We live in a world of contradictions (that coexist within a singularity). These contradictions are birthed from further incomprehensible contradictions.
A person both does and doesn’t want to live.
Freedom chains itself.
Love is as selfish as it is selfless (James Joyce’s “love loves to love love”).
Good consumes evil until the two are inseparable.
The vastness of time is a formless emptiness at hand—a breeze that doesn’t touch you, and yet tears down everything that surrounds.
Everything is true and nothing is true.
As the folds of perspective increase, so do the contradictions. And human emotions form the basis of all duality—there is tyranny in pride and a crude hatred in the truest of love. Still, the biggest irony of all is the clueless human existence dwelling within idols of total unfamiliarity.

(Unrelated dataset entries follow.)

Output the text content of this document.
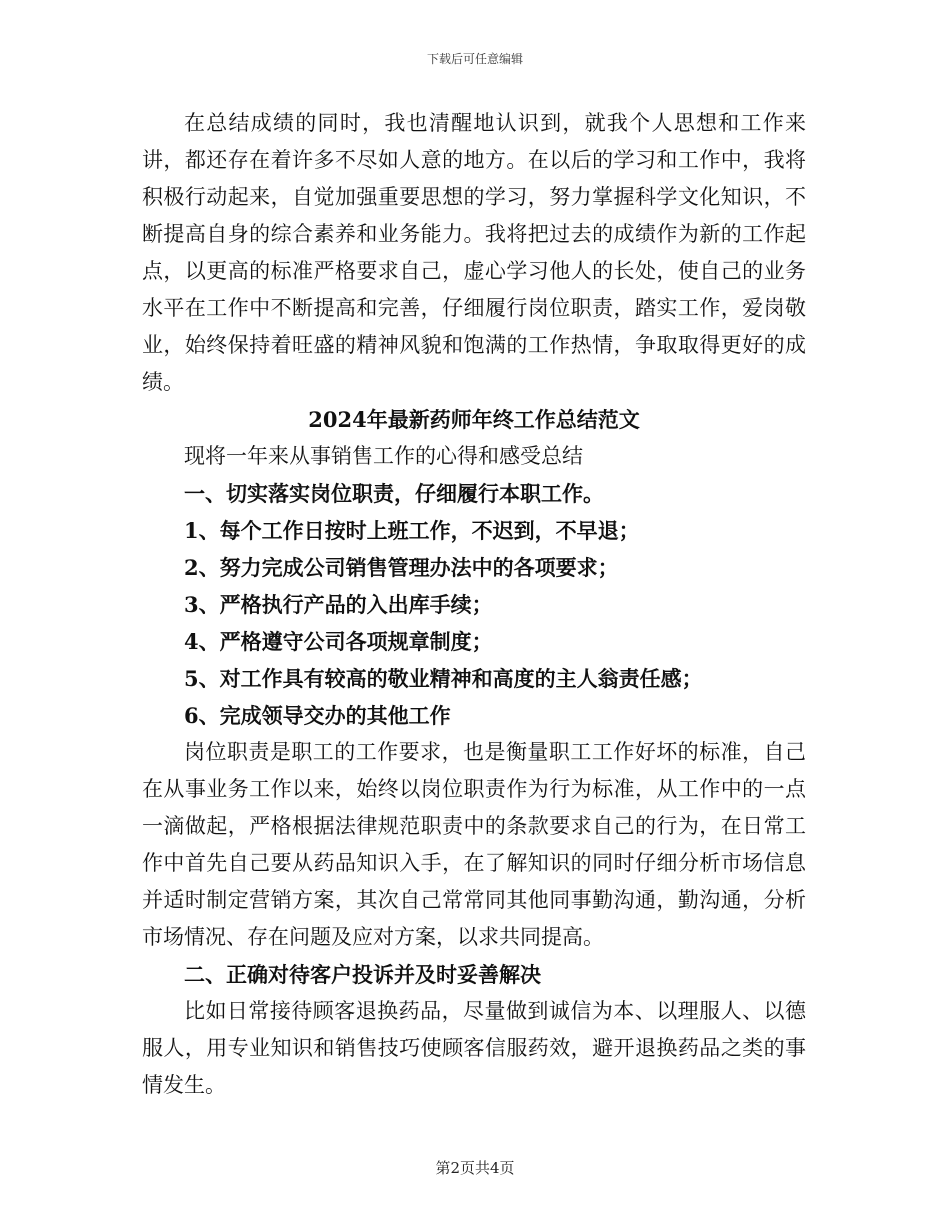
下载后可任意编辑

在总结成绩的同时，我也清醒地认识到，就我个人思想和工作来讲，都还存在着许多不尽如人意的地方。在以后的学习和工作中，我将积极行动起来，自觉加强重要思想的学习，努力掌握科学文化知识，不断提高自身的综合素养和业务能力。我将把过去的成绩作为新的工作起点，以更高的标准严格要求自己，虚心学习他人的长处，使自己的业务水平在工作中不断提高和完善，仔细履行岗位职责，踏实工作，爱岗敬业，始终保持着旺盛的精神风貌和饱满的工作热情，争取取得更好的成绩。

2024年最新药师年终工作总结范文

现将一年来从事销售工作的心得和感受总结

一、切实落实岗位职责，仔细履行本职工作。

1、每个工作日按时上班工作，不迟到，不早退；

2、努力完成公司销售管理办法中的各项要求；

3、严格执行产品的入出库手续；

4、严格遵守公司各项规章制度；

5、对工作具有较高的敬业精神和高度的主人翁责任感；

6、完成领导交办的其他工作

岗位职责是职工的工作要求，也是衡量职工工作好坏的标准，自己在从事业务工作以来，始终以岗位职责作为行为标准，从工作中的一点一滴做起，严格根据法律规范职责中的条款要求自己的行为，在日常工作中首先自己要从药品知识入手，在了解知识的同时仔细分析市场信息并适时制定营销方案，其次自己常常同其他同事勤沟通，勤沟通，分析市场情况、存在问题及应对方案，以求共同提高。

二、正确对待客户投诉并及时妥善解决

比如日常接待顾客退换药品，尽量做到诚信为本、以理服人、以德服人，用专业知识和销售技巧使顾客信服药效，避开退换药品之类的事情发生。

第2页共4页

It is like cats somehow landing (and surviving) in outer space and without much understanding of anything, deceiving themselves into normality.
Humans have always been victims of this staggering duality, stabbed by the subtle absurdity of everything. It is only natural in such maddeningly paradoxical world to embrace Completeness and Perfection—a Being free of all that torments us—an Eternity to hold on to, a consolation for our plagued, remorseful existence. From the ‘inhumanness’ of humans themselves to the ineffability of that which truly and only matters, one finds God in contradiction.
‘Contradiction’ thus gives rise to both the mundanity and richness of the world. This is precisely why irony—the art of contradiction—is the most sublime and impactful of all poetic devices in literature. It punctures through humanity and draws blood out of time.
It would be fair to say that human existence wouldn’t be possible without the contradiction of life.